Babeni was even now taking up a jagged rock, staggering to his feet, mewling brokenly as he lurched towards Shaitan. Spittle dribbled from a corner of his mouth and his head and neck were soaked in blood; because of his damaged brain, he came on lopsidedly, like an idiot. Shaitan stepped aside, tripped him, looked for a large stone with which to finish it. But:

'How may I kill you?' he asked out loud, as yet again the mewling thing clambered upright.

'Master,' Vidra Gogosita clawed at his arm. 'I know how to kill him!' For Vidra had sat at the campfire one time when Turgo Zolte had been telling his stories.

'Oh?' Shaitan looked at him, at the same time avoiding the staggering cripple. 'And would you redeem yourself? Well, and maybe you have your uses after all. Say on then: what will it take to put him down?'

'A stake through his heart,' Vidra gasped. 'To fix him in place. Then cut off his head. Finally, burn him — all of his pieces!'

'All of that?'

Vidra nodded. 'This is how the Szgany Hagi will deal with you, if they catch you!'

Shaitan nodded. 'Indeed? Then we must test this thing. You shall build me a fire.' And to Ilya Sul where he fended off the thing which had been Dezmir Babeni: 'Put your bolt through his heart.'

The other obeyed and Babeni was knocked down, stretched out upon the ground, with only the flight of the bolt sticking up from his chest. He bled the merest trickle, even when Sul took a knife and commenced sawing through his neck, its pipes and the bones of his spine. Through all of which the undead man's limbs jerked and twitched, and air whistled in and out of his chomping jaws, until the pipes were severed and the head detached.

Then they burned him, but even burning he thrashed about while his fats were rendered down…

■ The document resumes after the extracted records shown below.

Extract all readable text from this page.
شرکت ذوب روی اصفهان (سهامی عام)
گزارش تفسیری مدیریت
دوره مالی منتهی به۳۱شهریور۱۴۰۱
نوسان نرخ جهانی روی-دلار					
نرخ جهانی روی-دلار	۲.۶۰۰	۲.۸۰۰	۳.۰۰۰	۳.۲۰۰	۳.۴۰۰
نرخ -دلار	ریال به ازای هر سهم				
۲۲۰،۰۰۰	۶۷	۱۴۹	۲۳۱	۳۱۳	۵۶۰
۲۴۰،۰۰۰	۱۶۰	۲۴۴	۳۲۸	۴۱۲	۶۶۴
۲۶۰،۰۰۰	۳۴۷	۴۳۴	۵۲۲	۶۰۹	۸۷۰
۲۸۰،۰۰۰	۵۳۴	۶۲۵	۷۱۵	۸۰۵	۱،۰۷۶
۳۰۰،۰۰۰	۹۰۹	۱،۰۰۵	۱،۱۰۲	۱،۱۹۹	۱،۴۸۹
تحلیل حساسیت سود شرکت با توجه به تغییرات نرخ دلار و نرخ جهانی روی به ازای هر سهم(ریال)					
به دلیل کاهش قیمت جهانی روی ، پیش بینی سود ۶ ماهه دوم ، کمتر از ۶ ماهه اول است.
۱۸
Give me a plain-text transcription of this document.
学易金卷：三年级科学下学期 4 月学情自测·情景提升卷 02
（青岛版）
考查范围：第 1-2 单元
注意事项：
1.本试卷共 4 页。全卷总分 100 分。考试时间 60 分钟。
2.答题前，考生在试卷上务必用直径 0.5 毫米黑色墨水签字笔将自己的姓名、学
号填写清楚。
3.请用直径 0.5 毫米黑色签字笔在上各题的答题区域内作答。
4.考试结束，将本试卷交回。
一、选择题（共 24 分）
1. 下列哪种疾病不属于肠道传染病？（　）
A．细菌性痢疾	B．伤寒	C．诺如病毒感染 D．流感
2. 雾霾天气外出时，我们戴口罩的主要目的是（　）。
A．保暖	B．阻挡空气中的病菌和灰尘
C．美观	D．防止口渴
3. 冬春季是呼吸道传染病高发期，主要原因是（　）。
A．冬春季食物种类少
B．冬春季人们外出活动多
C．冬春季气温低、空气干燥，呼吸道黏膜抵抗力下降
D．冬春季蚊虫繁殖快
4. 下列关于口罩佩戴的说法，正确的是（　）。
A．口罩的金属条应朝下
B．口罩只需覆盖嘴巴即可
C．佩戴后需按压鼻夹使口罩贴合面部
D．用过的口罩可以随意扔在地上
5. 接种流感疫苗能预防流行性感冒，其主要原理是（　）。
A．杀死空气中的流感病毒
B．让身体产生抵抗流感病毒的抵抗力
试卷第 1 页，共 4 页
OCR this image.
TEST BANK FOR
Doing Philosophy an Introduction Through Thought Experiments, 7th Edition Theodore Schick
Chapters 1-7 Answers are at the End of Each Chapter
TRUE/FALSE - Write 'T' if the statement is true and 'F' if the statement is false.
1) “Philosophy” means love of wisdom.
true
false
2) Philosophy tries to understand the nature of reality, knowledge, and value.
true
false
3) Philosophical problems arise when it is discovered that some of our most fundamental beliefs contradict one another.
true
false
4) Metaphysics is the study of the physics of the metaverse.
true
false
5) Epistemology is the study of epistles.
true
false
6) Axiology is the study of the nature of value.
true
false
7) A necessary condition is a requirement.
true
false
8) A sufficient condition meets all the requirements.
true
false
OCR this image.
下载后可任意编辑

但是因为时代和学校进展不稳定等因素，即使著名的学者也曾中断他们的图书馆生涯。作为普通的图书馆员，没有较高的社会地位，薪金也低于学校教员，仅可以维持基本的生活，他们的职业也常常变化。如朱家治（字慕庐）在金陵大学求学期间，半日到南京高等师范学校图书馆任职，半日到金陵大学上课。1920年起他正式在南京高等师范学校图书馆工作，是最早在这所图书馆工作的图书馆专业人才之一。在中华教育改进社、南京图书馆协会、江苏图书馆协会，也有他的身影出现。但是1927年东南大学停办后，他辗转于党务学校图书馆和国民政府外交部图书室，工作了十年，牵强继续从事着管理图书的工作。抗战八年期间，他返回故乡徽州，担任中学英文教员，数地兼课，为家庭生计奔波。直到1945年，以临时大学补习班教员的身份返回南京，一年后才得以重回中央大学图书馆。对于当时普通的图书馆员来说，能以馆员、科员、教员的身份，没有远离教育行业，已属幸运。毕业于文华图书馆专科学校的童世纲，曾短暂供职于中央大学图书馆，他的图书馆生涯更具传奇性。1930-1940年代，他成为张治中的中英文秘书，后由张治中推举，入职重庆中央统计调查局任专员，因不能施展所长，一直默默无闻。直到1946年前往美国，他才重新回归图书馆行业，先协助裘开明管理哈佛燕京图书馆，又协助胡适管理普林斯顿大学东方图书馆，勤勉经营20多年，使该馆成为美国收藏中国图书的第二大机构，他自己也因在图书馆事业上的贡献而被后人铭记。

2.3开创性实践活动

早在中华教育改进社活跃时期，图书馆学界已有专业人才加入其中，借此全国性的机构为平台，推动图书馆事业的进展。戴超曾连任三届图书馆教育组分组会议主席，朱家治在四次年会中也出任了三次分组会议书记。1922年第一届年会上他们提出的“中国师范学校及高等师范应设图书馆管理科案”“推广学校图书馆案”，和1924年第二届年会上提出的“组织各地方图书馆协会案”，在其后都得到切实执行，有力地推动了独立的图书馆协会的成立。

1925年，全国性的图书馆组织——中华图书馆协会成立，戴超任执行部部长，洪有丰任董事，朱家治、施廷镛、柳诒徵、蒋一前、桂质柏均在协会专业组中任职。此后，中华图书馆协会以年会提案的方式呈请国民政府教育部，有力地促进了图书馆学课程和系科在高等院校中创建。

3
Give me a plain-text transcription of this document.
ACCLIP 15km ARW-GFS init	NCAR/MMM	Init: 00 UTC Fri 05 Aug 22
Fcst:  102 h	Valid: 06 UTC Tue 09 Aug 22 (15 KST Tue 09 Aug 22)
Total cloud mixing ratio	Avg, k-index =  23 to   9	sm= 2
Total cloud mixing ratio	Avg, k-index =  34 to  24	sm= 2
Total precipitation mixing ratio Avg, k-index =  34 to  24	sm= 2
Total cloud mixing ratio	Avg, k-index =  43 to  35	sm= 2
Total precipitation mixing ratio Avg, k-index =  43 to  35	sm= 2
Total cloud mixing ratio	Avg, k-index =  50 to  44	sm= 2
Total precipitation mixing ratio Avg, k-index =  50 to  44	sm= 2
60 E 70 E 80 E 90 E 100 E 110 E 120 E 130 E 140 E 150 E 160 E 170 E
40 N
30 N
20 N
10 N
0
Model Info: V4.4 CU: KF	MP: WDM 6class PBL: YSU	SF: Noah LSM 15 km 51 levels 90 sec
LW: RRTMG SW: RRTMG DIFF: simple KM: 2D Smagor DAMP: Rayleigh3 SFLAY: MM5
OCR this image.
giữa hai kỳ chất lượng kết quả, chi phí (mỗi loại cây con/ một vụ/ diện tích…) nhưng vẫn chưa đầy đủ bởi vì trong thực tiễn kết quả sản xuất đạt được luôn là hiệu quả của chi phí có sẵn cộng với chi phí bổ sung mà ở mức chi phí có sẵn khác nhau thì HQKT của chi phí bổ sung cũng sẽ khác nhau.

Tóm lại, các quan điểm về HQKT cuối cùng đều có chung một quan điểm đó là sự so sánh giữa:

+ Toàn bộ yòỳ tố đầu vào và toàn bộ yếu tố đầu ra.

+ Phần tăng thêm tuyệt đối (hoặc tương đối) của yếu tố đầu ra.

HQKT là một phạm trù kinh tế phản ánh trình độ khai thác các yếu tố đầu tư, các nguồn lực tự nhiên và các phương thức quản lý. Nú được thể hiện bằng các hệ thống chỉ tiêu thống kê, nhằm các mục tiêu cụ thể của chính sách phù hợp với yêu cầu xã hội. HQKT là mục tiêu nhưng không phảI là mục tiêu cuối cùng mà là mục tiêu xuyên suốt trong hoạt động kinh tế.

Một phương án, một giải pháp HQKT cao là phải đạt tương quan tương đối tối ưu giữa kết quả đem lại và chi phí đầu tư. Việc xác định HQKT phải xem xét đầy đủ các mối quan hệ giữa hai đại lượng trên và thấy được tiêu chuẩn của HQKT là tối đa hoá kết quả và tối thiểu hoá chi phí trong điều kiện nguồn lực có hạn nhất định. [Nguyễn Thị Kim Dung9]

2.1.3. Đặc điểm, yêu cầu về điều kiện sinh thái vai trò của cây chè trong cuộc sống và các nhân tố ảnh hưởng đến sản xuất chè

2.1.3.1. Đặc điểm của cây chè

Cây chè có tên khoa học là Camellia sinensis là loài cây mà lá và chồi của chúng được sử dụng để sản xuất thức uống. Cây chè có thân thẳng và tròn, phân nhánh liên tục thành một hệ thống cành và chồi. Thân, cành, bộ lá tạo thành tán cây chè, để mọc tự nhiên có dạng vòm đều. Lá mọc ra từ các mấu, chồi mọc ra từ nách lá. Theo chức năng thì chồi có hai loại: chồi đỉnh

Observing all, Shaitan nodded again. 'And this is how they would deal with me? Hah! But if you think he died hard, then you don't know the half of it. The Hagi shall not catch me, Vidra Gogosita; and if they do, I will not be the one to die.'

Meanwhile, Ilya Sul had built the fire to a roaring blaze. 'I… I can't seem to warm myself,' he complained, examining his cold grey arms.

'I am the same,' Vidra agreed. 'For we have known the kiss of the great Wampir, our master Shaitan.'

And again Shaitan was interested. 'Wampir?'

Vidra explained, repeating all that he had heard from Turgo Zolte. And when he was done:

'Ah, no!' said Shaitan. 'For the wampir is a common bat, a dull creature which is my Starside familiar. But I am uncommon. Wherefore I shall be called… Wamphyri! Aye, for I like the sound of it. The great Lord Shaitan, first of the Wamphyri! So be it.'

They crossed the mountains in the night, and on the way Shaitan questioned Vidra as to how he had found him. The youth answered that he had 'felt' his master in his mind, and had known that he must go to him. On the way, as the power of the sun's rays waned, he had met with Dezmir Babeni, who had hidden in a crack in a cliff to keep himself out of the sunlight. Being undead, he had been more nearly like unto Shaitan, and the sun was his mortal enemy.

The night passed, and as the three — Shaitan, Vidra and Ilya Sul — descended into Starside, so they discovered Shaitan's trog thralls waiting. They, too, had known where to find their master. And now they numbered thirteen in alclass="underline" the three, plus seven female trogs and three male. And Shaitan called all of the others his disciples.